Among the survivors of the bloody 1994 ethnic genocide in Rwanda, few have suffered more in the past decade than Rwandan children, many of whom have grown up as homeless orphans or the sole caretakers of younger siblings. These victims of the genocide still face enormous daily challenges as they try to survive in a poor country.
Jane Kayiranawa's mother, father, and four brothers and sisters were among the tens of thousands who died during the early days of the three-and-a-half month-long genocide.
On April 7, 1994, ethnic Hutus, whipped up into a frenzy by Rwanda's then Hutu extremist-led government, began the systematic slaughter of hundreds of thousands of ethnic Tutsi rivals and politically moderate Hutus who did not support them. More than 800,000 people were killed in the rampage.
The petite teenager was just eight-years-old when Hutu extremists, armed with machetes, burst into the house and hacked her entire family to death in front of her.
For reasons Ms. Kayiranawa says she still does not understand, the killers let her go. She spent weeks hiding and sleeping in bushes, scrounging and begging for food when she could safely do so. Most of the time, though, she says she went hungry.
In a voice still heavy with sadness, Ms. Kayiranawa says even when the killings stopped, life did not get much better for her.
Ms. Kayiranawa says when the genocide ended in July, she still did not have a place to live. The new Tutsi-led government that took power in Rwanda tried to help orphans like her. But the government had little money and all it could do was round up the orphans and give them shelter in makeshift tents. But food was so scarce, many of the children were forced to strike out on their own to survive.
Kigali social worker, Beatha Uwazaninka, says many of those children soon fell prey to local gangs and unscrupulous adults, who adopted them and then turned them into household slaves or worse.
"They become prostitutes," she said. "They can be thieves. Children are abused in families, children who are eight-years-old."
Other children bounced from one foster home to another, missing out on years of education.
Social workers say many of these orphans, severely traumatized by their experiences during the genocide, remained emotionally withdrawn or suffered nightmares and insomnia.
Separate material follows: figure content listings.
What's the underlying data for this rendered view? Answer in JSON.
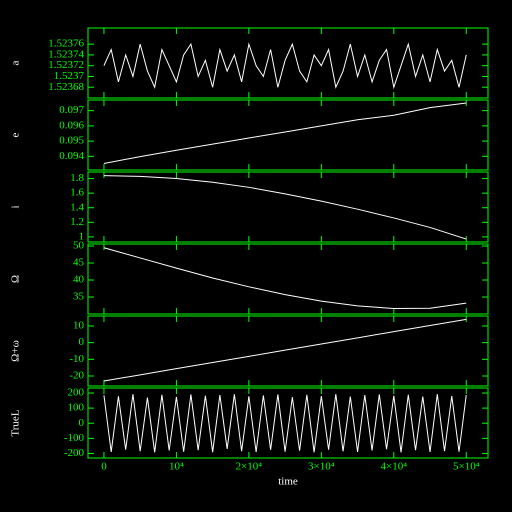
{
  "chart_data": [
    {
      "type": "line",
      "ylabel": "a",
      "color": "#ffffff",
      "x": [
        0,
        1000,
        2000,
        3000,
        4000,
        5000,
        6000,
        7000,
        8000,
        9000,
        10000,
        11000,
        12000,
        13000,
        14000,
        15000,
        16000,
        17000,
        18000,
        19000,
        20000,
        21000,
        22000,
        23000,
        24000,
        25000,
        26000,
        27000,
        28000,
        29000,
        30000,
        31000,
        32000,
        33000,
        34000,
        35000,
        36000,
        37000,
        38000,
        39000,
        40000,
        41000,
        42000,
        43000,
        44000,
        45000,
        46000,
        47000,
        48000,
        49000,
        50000
      ],
      "values": [
        1.52372,
        1.52375,
        1.52369,
        1.52374,
        1.5237,
        1.52376,
        1.52371,
        1.52368,
        1.52375,
        1.52372,
        1.52369,
        1.52374,
        1.52376,
        1.5237,
        1.52373,
        1.52368,
        1.52375,
        1.52371,
        1.52374,
        1.52369,
        1.52376,
        1.52372,
        1.5237,
        1.52375,
        1.52368,
        1.52373,
        1.52376,
        1.52371,
        1.52369,
        1.52374,
        1.52372,
        1.52375,
        1.52368,
        1.52371,
        1.52376,
        1.5237,
        1.52374,
        1.52369,
        1.52373,
        1.52375,
        1.52368,
        1.52372,
        1.52376,
        1.5237,
        1.52374,
        1.52369,
        1.52375,
        1.52371,
        1.52373,
        1.52368,
        1.52374
      ],
      "xlim": [
        -2200,
        53000
      ],
      "ylim": [
        1.52366,
        1.52379
      ],
      "yticks": [
        1.52368,
        1.5237,
        1.52372,
        1.52374,
        1.52376
      ]
    },
    {
      "type": "line",
      "ylabel": "e",
      "color": "#ffffff",
      "x": [
        0,
        5000,
        10000,
        15000,
        20000,
        25000,
        30000,
        35000,
        40000,
        45000,
        50000
      ],
      "values": [
        0.09353,
        0.09398,
        0.0944,
        0.0948,
        0.0952,
        0.0956,
        0.096,
        0.0964,
        0.0967,
        0.0972,
        0.0975
      ],
      "xlim": [
        -2200,
        53000
      ],
      "ylim": [
        0.0931,
        0.0977
      ],
      "yticks": [
        0.094,
        0.095,
        0.096,
        0.097
      ]
    },
    {
      "type": "line",
      "ylabel": "i",
      "color": "#ffffff",
      "x": [
        0,
        5000,
        10000,
        15000,
        20000,
        25000,
        30000,
        35000,
        40000,
        45000,
        50000
      ],
      "values": [
        1.84,
        1.83,
        1.8,
        1.75,
        1.68,
        1.59,
        1.49,
        1.38,
        1.26,
        1.13,
        0.97
      ],
      "xlim": [
        -2200,
        53000
      ],
      "ylim": [
        0.93,
        1.89
      ],
      "yticks": [
        1,
        1.2,
        1.4,
        1.6,
        1.8
      ]
    },
    {
      "type": "line",
      "ylabel": "Ω",
      "color": "#ffffff",
      "x": [
        0,
        5000,
        10000,
        15000,
        20000,
        25000,
        30000,
        35000,
        40000,
        45000,
        50000
      ],
      "values": [
        49.5,
        46.5,
        43.5,
        40.6,
        38,
        35.7,
        33.8,
        32.4,
        31.6,
        31.7,
        33.2
      ],
      "xlim": [
        -2200,
        53000
      ],
      "ylim": [
        30,
        50.6
      ],
      "yticks": [
        35,
        40,
        45,
        50
      ]
    },
    {
      "type": "line",
      "ylabel": "Ω+ω",
      "color": "#ffffff",
      "x": [
        0,
        5000,
        10000,
        15000,
        20000,
        25000,
        30000,
        35000,
        40000,
        45000,
        50000
      ],
      "values": [
        -23,
        -19.3,
        -15.6,
        -11.9,
        -8.2,
        -4.5,
        -0.8,
        2.9,
        6.6,
        10.3,
        14
      ],
      "xlim": [
        -2200,
        53000
      ],
      "ylim": [
        -26,
        16
      ],
      "yticks": [
        -20,
        -10,
        0,
        10
      ]
    },
    {
      "type": "line",
      "ylabel": "TrueL",
      "xlabel": "time",
      "color": "#ffffff",
      "x": [
        0,
        1000,
        2000,
        3000,
        4000,
        5000,
        6000,
        7000,
        8000,
        9000,
        10000,
        11000,
        12000,
        13000,
        14000,
        15000,
        16000,
        17000,
        18000,
        19000,
        20000,
        21000,
        22000,
        23000,
        24000,
        25000,
        26000,
        27000,
        28000,
        29000,
        30000,
        31000,
        32000,
        33000,
        34000,
        35000,
        36000,
        37000,
        38000,
        39000,
        40000,
        41000,
        42000,
        43000,
        44000,
        45000,
        46000,
        47000,
        48000,
        49000,
        50000
      ],
      "values": [
        185,
        -190,
        178,
        -175,
        192,
        -185,
        170,
        -192,
        188,
        -180,
        175,
        -188,
        190,
        -178,
        182,
        -192,
        186,
        -170,
        192,
        -185,
        178,
        -190,
        184,
        -176,
        190,
        -188,
        172,
        -182,
        188,
        -192,
        180,
        -175,
        192,
        -186,
        176,
        -190,
        186,
        -180,
        190,
        -172,
        182,
        -192,
        188,
        -178,
        176,
        -190,
        192,
        -184,
        180,
        -188,
        186
      ],
      "xlim": [
        -2200,
        53000
      ],
      "ylim": [
        -230,
        233
      ],
      "yticks": [
        -200,
        -100,
        0,
        100,
        200
      ],
      "xticks": [
        0,
        {
          "value": 10000,
          "label": "10⁴"
        },
        {
          "value": 20000,
          "label": "2×10⁴"
        },
        {
          "value": 30000,
          "label": "3×10⁴"
        },
        {
          "value": 40000,
          "label": "4×10⁴"
        },
        {
          "value": 50000,
          "label": "5×10⁴"
        }
      ]
    }
  ]
}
Many could not concentrate and dropped out of school. They say adoptive families soon became tired of their behavior and kicked them out.
More than 400 such unwanted orphans are now living in the Kimironko Orphan Village on the outskirts of Kigali. There is no electricity or running water in the 84 houses that make up the complex. Each house consists of three small concrete rooms, barely large enough to fit two single beds.
Residents here say a government-funded organization, charged with helping genocide survivors, built the housing project several years ago. The organization also promised to give each orphan $20 a month to buy food and other essentials.
But Jane Kayiranawa, who is a resident at Kimironko, says no one has received any money for months.
Ms. Kayiranawa says the organization has told her that it is short of funds and the money it does have must be given to families and orphans who are still homeless. Social worker Beatha Uwazaninka says the Rwandan government, still struggling to rebuild its devastated economy, is simply too poor to take care of the special needs of the hundreds of thousands of children orphaned by the genocide.
"That is what made me feel to help them because I was one of them," said Beatha Uwazaninka. "I know how hunger feels."
Ms. Uwazaninka, who was 14-years-old in 1994, was living in Kigali with her uncle and five cousins when the killings began. After Hutu extremists massacred her family, she fled and hid wherever she could, including under piles of rotting corpses.
Through sheer will and determination, Ms. Uwazaninka found work as a waitress and managed to save enough money to pay for evening courses in English and the computer.
Today, she is a successful social worker and fund raiser in Kigali, dedicated to helping those who have not been as fortunate as her. She says she is appealing to as many international donors, agencies, and companies as she can to raise money for the orphans.
Ms. Uwazaninka says one of the orphans she wants to help most is Jane Kayiranawa, whose life so closely mirrors her own trauma-filled childhood.
"It's not a matter of how she is today," she said. "How will she grow up? That's the problem. It is my opportunity to try to help. "
Last year in a report, the U.S.-based Human Rights Watch called on the Rwandan government to improve the plight of vulnerable children. The organization says it believes the most devastating legacy of the genocide is the sheer number of orphans it left behind and the government's failure to properly protect them from abuse and exploitation.
Rwandan officials say they have recently adopted a national policy for orphans and child-headed households, recommending that a system of community-based care and protection be established to ensure the children's long-term security.